In contrast to our recently reported syntheses² of Co-M-Co tetradecker sandwich complexes (M = Co, Ni, Ru) via reactions of double-decker cobaltacarborane anions Cp*Co(Et₂C₂B₃H₃X)⁻ (1⁻, X = H, Me, Cl, Br, acetyl) with metal halides, reactions of the anions having X = H, Me, Et, or Cl with FeCl₂ did not produce the intended Co-Fe-Co tetradeckers. Instead, oxidative fusion of the CoC₂B₃ units occurred, generating tetracarbon metallacarboranes Cp*₂Co2Et₄C₄B₆H₄X₂ (3a–d), which have been characterized via NMR, IR, and mass spectroscopy, supported by X-ray crystallographic analyses of the parent (3a) and dichloro (3d) clusters. These compounds have an open Co₂C₄B₆ 12-vertex cage structure that is a fragment of a 16-vertex T_d closo polyhedron, a geometry that was previously unknown in cluster chemistry and (in these species) is not consistent with the widely applied skeletal-electron counting rules. Moreover, it differs from the Co₂C₄B₆ cage structures of several known cobaltacarboranes.⁴ An attempt to prepare a diiodo Co-Ni-Co tetradecker complex from 1⁻ (X = I) with NiBr₂ gave instead the dimer [Cp*Co(Et₂C₂B₃H₃)]₂ (6), which was shown by X-ray crystallography to have an edge-fused structure in which the two C₂B₃ rings are mutually tilted. A centrosymmetric isomer of this dimer (8) having coplanar C₂B₃ rings with the Cp*Co units on opposite sides of the ring plane was isolated from a reaction of 1⁻ (X = H) with CoCl₂ and Cp₂Co and characterized by X-ray diffraction.

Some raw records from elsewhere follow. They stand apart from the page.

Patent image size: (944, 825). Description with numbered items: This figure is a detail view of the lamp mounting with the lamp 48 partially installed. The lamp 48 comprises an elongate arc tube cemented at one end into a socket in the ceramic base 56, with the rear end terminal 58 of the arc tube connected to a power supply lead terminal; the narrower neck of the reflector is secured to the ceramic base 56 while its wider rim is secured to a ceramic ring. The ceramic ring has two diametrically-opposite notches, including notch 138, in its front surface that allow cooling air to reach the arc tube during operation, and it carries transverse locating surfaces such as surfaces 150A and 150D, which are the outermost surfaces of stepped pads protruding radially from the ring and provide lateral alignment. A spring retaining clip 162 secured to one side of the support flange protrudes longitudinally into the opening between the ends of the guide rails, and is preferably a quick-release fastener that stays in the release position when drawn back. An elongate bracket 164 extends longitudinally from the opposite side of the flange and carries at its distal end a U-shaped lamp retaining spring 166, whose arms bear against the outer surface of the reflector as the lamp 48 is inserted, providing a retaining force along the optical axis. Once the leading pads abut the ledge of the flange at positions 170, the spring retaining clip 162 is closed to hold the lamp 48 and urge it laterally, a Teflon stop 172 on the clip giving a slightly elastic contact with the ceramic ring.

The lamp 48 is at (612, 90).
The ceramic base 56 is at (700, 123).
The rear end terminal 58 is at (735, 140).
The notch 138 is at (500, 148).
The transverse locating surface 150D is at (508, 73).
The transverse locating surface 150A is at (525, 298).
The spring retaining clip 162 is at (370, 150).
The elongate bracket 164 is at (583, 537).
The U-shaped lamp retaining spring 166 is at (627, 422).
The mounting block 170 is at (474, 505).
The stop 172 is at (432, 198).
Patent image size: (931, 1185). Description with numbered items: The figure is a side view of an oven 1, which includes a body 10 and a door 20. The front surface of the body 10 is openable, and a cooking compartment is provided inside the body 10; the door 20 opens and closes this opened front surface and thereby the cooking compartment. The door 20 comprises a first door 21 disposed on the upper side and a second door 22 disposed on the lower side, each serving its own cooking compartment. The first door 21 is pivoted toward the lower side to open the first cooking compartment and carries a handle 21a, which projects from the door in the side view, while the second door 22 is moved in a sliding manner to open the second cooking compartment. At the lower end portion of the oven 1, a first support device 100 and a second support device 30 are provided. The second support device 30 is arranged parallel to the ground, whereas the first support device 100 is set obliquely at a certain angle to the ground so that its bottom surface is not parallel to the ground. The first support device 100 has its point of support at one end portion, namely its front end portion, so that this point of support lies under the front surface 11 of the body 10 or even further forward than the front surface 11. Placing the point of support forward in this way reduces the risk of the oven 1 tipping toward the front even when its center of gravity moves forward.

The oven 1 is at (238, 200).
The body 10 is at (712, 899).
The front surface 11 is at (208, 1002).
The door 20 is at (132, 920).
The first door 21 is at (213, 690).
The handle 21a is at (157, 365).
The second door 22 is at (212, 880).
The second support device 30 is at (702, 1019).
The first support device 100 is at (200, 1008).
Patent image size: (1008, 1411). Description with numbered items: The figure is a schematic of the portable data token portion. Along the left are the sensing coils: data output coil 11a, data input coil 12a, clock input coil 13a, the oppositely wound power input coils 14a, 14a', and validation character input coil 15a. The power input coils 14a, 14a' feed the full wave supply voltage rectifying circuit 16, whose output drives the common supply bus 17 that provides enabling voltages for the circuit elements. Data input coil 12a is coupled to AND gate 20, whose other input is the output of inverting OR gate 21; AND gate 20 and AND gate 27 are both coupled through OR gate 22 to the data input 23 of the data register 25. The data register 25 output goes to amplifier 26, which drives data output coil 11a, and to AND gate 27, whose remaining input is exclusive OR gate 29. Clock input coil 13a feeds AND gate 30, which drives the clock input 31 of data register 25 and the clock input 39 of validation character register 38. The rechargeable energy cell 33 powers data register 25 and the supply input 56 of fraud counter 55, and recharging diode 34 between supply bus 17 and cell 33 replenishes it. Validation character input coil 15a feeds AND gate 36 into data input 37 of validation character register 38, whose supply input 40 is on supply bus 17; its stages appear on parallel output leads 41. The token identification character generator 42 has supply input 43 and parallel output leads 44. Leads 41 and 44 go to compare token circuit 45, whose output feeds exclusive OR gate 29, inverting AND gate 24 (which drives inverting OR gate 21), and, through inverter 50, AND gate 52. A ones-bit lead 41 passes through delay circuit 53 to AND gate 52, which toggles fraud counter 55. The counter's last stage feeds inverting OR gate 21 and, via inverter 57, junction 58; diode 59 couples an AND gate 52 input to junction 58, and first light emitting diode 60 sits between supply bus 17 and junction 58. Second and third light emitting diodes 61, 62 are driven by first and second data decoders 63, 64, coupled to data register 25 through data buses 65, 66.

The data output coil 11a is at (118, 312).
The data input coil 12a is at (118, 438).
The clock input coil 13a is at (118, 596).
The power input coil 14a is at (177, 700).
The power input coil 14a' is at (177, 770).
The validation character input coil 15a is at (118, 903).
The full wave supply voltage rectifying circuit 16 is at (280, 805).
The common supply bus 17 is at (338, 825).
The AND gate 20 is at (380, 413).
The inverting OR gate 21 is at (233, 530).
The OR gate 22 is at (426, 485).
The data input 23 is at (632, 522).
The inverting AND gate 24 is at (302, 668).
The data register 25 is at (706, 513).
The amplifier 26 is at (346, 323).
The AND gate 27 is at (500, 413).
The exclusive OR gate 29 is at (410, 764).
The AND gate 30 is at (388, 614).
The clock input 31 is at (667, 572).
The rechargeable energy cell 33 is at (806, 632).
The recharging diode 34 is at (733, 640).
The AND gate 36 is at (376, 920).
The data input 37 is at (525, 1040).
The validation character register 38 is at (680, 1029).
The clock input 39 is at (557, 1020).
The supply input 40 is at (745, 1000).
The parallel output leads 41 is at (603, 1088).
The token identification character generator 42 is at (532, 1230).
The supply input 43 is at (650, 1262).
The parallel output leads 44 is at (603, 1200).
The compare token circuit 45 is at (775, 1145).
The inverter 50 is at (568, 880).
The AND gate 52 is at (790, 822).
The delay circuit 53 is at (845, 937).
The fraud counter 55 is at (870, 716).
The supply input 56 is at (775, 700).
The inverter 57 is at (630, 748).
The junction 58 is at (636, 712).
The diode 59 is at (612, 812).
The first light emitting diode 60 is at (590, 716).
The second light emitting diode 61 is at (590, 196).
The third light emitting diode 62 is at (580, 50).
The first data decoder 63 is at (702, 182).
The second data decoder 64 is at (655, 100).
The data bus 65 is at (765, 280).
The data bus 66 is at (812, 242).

Also isolated from this reaction were a dimer of a different type (joined via a single B—B bond), [Cp*Co(Et₂C₂B₃H4)]₂ (9), together with previously reported^2a Co-Co triple-decker and Co-Co-Co tetradecker products. The implications of the formation and structures of the fused and partially fused products found in this work are discussed in terms of multidecker stacking mechanisms and skeletal electron-counting theory.